PAR CES MOTIFS, La Chambre civile : Statuant sur requête de suspension du caractère exécutoire du jugement entrepris : Rejette la requête formée par A______ tendant à suspendre le caractère exécutoire du jugement JTPI/20060/2018 rendu le 20 décembre 2018 par le Tribunal de première instance dans la cause C/19767/2018-5. Dit qu'il sera statué sur les frais liés à la présente décision dans l'arrêt rendu sur le fond. Siégeant : Monsieur Laurent RIEBEN, président; Madame Sophie MARTINEZ, greffière.

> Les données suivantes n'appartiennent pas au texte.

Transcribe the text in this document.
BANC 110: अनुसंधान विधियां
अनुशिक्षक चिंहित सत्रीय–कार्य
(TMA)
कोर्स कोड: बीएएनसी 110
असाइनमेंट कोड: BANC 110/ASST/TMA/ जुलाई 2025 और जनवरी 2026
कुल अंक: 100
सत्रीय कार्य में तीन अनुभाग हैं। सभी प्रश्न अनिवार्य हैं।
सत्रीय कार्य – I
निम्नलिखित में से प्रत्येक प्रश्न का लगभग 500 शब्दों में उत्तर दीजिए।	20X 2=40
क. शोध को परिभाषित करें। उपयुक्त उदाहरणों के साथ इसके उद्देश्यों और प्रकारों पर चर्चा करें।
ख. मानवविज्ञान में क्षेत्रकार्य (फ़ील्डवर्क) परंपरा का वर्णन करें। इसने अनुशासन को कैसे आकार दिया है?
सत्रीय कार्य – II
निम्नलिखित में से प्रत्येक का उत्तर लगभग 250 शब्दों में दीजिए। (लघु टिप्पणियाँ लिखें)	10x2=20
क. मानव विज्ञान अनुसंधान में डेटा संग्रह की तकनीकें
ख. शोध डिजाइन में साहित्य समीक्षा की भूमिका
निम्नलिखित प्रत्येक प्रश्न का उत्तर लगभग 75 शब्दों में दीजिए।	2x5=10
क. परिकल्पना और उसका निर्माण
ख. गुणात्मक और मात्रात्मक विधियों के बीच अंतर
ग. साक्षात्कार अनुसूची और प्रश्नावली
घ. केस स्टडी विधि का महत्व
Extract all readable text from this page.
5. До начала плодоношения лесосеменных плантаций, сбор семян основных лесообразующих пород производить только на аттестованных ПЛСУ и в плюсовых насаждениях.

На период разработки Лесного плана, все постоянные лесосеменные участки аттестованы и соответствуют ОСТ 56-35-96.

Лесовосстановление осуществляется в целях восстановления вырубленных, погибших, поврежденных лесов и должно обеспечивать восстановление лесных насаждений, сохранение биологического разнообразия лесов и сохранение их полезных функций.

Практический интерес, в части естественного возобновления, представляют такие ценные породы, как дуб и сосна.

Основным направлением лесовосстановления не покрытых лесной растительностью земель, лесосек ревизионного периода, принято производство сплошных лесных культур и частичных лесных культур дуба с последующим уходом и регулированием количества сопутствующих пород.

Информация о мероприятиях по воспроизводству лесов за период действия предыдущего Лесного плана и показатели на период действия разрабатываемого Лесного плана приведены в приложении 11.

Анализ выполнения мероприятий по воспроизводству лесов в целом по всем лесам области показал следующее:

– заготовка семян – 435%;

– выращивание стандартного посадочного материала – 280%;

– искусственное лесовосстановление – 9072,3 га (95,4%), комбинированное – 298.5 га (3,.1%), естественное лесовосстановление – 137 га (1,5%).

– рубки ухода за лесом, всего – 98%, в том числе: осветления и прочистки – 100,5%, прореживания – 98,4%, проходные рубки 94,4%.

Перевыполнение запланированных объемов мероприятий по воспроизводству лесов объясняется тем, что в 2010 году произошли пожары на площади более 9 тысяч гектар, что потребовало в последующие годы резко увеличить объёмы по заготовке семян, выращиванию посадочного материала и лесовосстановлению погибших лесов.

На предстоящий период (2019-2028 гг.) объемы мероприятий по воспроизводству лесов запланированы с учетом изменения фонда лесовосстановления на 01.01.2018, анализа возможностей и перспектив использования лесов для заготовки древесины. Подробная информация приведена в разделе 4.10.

Le président : Laurent RIEBEN

La greffière : Sophie MARTINEZ

Indications des voies de recours : La présente décision, incidente et de nature provisionnelle (ATF 137 III 475 consid. 1 et 2), est susceptible d'un recours en matière civile (art. 72 ss de la loi fédérale sur le Tribunal fédéral du 17 juin 2005; LTF – RS 173.110), les griefs pouvant être invoqués étant toutefois limités (art. 93/98 LTF), respectivement d'un recours constitutionnel subsidiaire (art. 113 ss LTF). Dans les deux cas, le recours motivé doit être formé dans les trente jours qui suivent la notification de l'expédition complète de la décision attaquée. Le recours doit être adressé au Tribunal fédéral, 1000 Lausanne 14.